Now that the Omicron variant has emerged and proven to be more easily transmissible that other strains, sending numbers of infections and hospitalizations back up again, populations can't afford to be as lax as they were about health and safety guidelines. Vox notes that health experts recognize the serious detriments that come with strict lockdowns, such as those that governments imposed in March 2020. Therefore they are not recommending those measures this time around. Instead, avoiding high-risk activities like large indoor gatherings will go a long way in preventing the spread of the coronavirus, at least until this most recent wave has passed.

For a better idea, it helps to look at history

One of the reasons it's so hard to predict when the coronavirus pandemic will end is that there's no one-size-fits-all ending to a pandemic, as the Los Angeles Times highlights. It can be especially discouraging when society was poised to make so much progress toward eradicating COVID-19 when vaccines became widely available in the earlier half of 2021, and in 2022 the pandemic is still going on, with infection numbers higher than ever before. Where does it go from here?

The Los Angeles Times points to past pandemics as examples of what endings we can eventually hope for. Take the polio pandemic, which reached its height in the 1940s. It was eventually reined in when a vaccine because available in the 1950s and the U.S. united to get vaccinated and eradicate the virus. As of the 1970s, the United States is free of polio. Similarly, the smallpox pandemic was also eradicated by vaccine, not only in the U.S. but also around the whole world. Although not eradicated by vaccines, SARS and Ebola were contained by public health measures that limited and ultimately ended their spread.

That said, these situations are unlikely to happen with the coronavirus — instead, health experts believe that vaccines, testing, and treatment will progress to the point that living with the virus without straining health care systems will be come much easier.

A post-pandemic world will likely be different based on a person's risk

At this point, it's inevitable the world will never be free from COVID-19 the way it was back in 2019, as Syracuse.com points out. But when enough countries around the globe have enough control over containing the spread and treating infections, it will be up to the World Health Organization to state that we are no longer living in a pandemic.
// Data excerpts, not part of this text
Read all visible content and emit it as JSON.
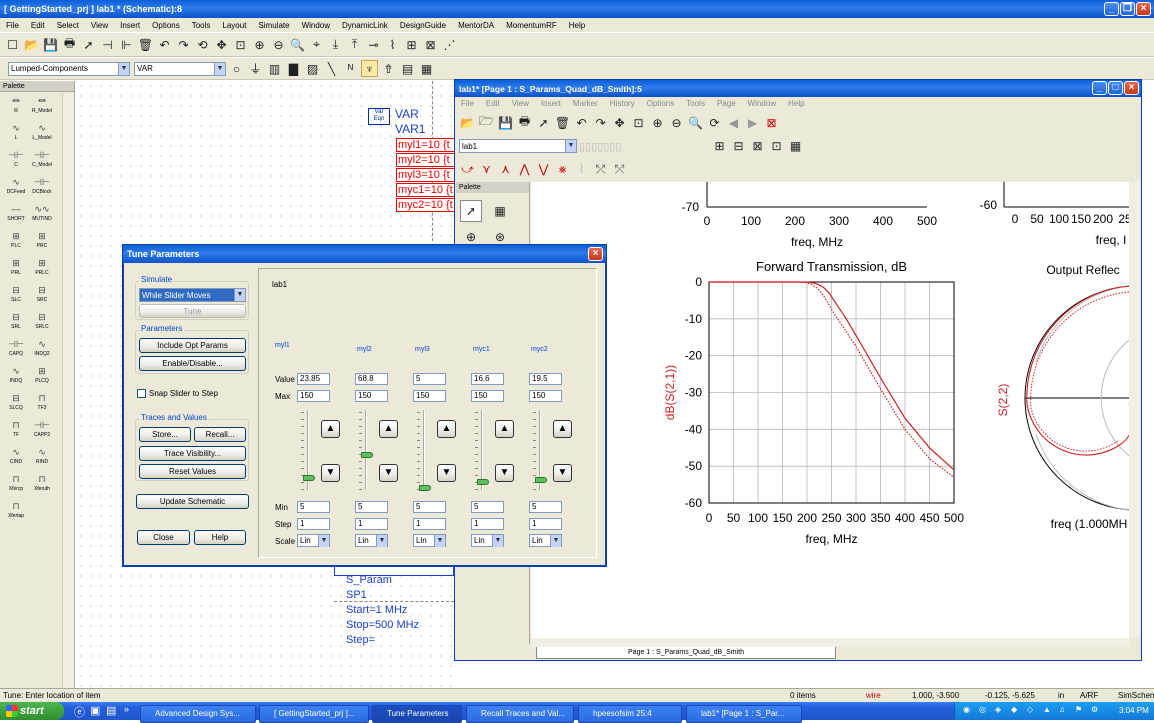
{
  "main_window": {
    "title": "[ GettingStarted_prj ] lab1 * (Schematic):8",
    "menus": [
      "File",
      "Edit",
      "Select",
      "View",
      "Insert",
      "Options",
      "Tools",
      "Layout",
      "Simulate",
      "Window",
      "DynamicLink",
      "DesignGuide",
      "MentorDA",
      "MomentumRF",
      "Help"
    ],
    "library_select": "Lumped-Components",
    "component_select": "VAR",
    "palette_title": "Palette",
    "palette_items": [
      "R",
      "R_Model",
      "L",
      "L_Model",
      "C",
      "C_Model",
      "DCFeed",
      "DCBlock",
      "SHORT",
      "MUTIND",
      "PLC",
      "PRC",
      "PRL",
      "PRLC",
      "SLC",
      "SRC",
      "SRL",
      "SRLC",
      "CAPQ",
      "INDQ2",
      "INDQ",
      "PLCQ",
      "SLCQ",
      "TF3",
      "TF",
      "CAPP2",
      "CIND",
      "RIND",
      "Xfercp",
      "Xferuth",
      "Xfertap"
    ],
    "var_block": {
      "badge": "Var Eqn",
      "name1": "VAR",
      "name2": "VAR1",
      "lines": [
        "myl1=10 {t",
        "myl2=10 {t",
        "myl3=10 {t",
        "myc1=10 {t",
        "myc2=10 {t"
      ]
    },
    "sparam_block": {
      "lines": [
        "S_Param",
        "SP1",
        "Start=1 MHz",
        "Stop=500 MHz",
        "Step="
      ]
    },
    "status_left": "Tune: Enter location of item",
    "status_items": "0 items",
    "status_layer": "wire",
    "status_coord1": "1.000, -3.500",
    "status_coord2": "-0.125, -5.625",
    "status_unit": "in",
    "status_mode": "A/RF",
    "status_app": "SimSchem"
  },
  "data_window": {
    "title": "lab1* [Page 1 : S_Params_Quad_dB_Smith]:5",
    "menus": [
      "File",
      "Edit",
      "View",
      "Insert",
      "Marker",
      "History",
      "Options",
      "Tools",
      "Page",
      "Window",
      "Help"
    ],
    "dataset_select": "lab1",
    "palette_title": "Palette",
    "page_tab": "Page 1 : S_Params_Quad_dB_Smith",
    "top_left_ytick": "-70",
    "top_left_xticks": [
      "0",
      "100",
      "200",
      "300",
      "400",
      "500"
    ],
    "top_left_xlabel": "freq, MHz",
    "top_right_ytick": "-60",
    "top_right_xticks": [
      "0",
      "50",
      "100",
      "150",
      "200",
      "25"
    ],
    "top_right_xlabel": "freq, I",
    "output_title": "Output Reflec",
    "output_ylabel": "S(2,2)",
    "output_footer": "freq (1.000MH"
  },
  "chart_data": {
    "type": "line",
    "title": "Forward Transmission, dB",
    "xlabel": "freq, MHz",
    "ylabel": "dB(S(2,1))",
    "xlim": [
      0,
      500
    ],
    "ylim": [
      -60,
      0
    ],
    "xticks": [
      0,
      50,
      100,
      150,
      200,
      250,
      300,
      350,
      400,
      450,
      500
    ],
    "yticks": [
      0,
      -10,
      -20,
      -30,
      -40,
      -50,
      -60
    ],
    "grid": true,
    "series": [
      {
        "x": [
          0,
          100,
          150,
          180,
          200,
          215,
          225,
          235,
          245,
          260,
          280,
          300,
          350,
          400,
          450,
          500
        ],
        "y": [
          0,
          0,
          0,
          0,
          0,
          -0.3,
          -0.8,
          -1.6,
          -3,
          -6,
          -10,
          -14.5,
          -26,
          -37,
          -45,
          -51
        ],
        "color": "#cc2020",
        "style": "solid"
      },
      {
        "x": [
          0,
          100,
          150,
          180,
          200,
          210,
          220,
          230,
          240,
          255,
          275,
          300,
          350,
          400,
          450,
          500
        ],
        "y": [
          0,
          0,
          0,
          0,
          -0.2,
          -0.7,
          -1.6,
          -3,
          -5,
          -8.5,
          -12.5,
          -17.5,
          -29,
          -40,
          -48,
          -53
        ],
        "color": "#cc2020",
        "style": "dotted"
      }
    ]
  },
  "tune_dialog": {
    "title": "Tune Parameters",
    "simulate_label": "Simulate",
    "simulate_mode": "While Slider Moves",
    "tune_button": "Tune",
    "parameters_label": "Parameters",
    "include_opt": "Include Opt Params",
    "enable_disable": "Enable/Disable...",
    "snap_label": "Snap Slider to Step",
    "traces_label": "Traces and Values",
    "store": "Store...",
    "recall": "Recall...",
    "trace_visibility": "Trace Visibility...",
    "reset_values": "Reset Values",
    "update_schematic": "Update Schematic",
    "close": "Close",
    "help": "Help",
    "design_name": "lab1",
    "value_label": "Value",
    "max_label": "Max",
    "min_label": "Min",
    "step_label": "Step",
    "scale_label": "Scale",
    "params": [
      {
        "name": "myl1",
        "value": "23.85",
        "max": "150",
        "min": "5",
        "step": "1",
        "scale": "Lin",
        "level": 0.13
      },
      {
        "name": "myl2",
        "value": "68.8",
        "max": "150",
        "min": "5",
        "step": "1",
        "scale": "Lin",
        "level": 0.44
      },
      {
        "name": "myl3",
        "value": "5",
        "max": "150",
        "min": "5",
        "step": "1",
        "scale": "Lin",
        "level": 0.0
      },
      {
        "name": "myc1",
        "value": "16.6",
        "max": "150",
        "min": "5",
        "step": "1",
        "scale": "Lin",
        "level": 0.08
      },
      {
        "name": "myc2",
        "value": "19.5",
        "max": "150",
        "min": "5",
        "step": "1",
        "scale": "Lin",
        "level": 0.1
      }
    ]
  },
  "taskbar": {
    "start": "start",
    "tasks": [
      "Advanced Design Sys...",
      "[ GettingStarted_prj ]...",
      "Tune Parameters",
      "Recall Traces and Val...",
      "hpeesofsim 25:4",
      "lab1* [Page 1 : S_Par..."
    ],
    "clock": "3:04 PM"
  }
}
At that point, the disease will continue to be endemic, and societies will find a way to live with it in a non-disruptive way. An individual's level of normalcy will greatly depend on that person's level of risk, which will be determined not only by their general health but also by their immunity, either from a prior case of COVID-19 or from vaccination. For a healthy individual who has been vaccinated, a case of COVID-19 might look like a bad cold. They take the medicine they need to fight it, deal with the symptoms for a few days, isolate themselves from others to avoid spreading the sickness, and then move on with life a few days later. But neither the United States nor the rest of the world is at that point — and it's not yet 100% clear when we will be.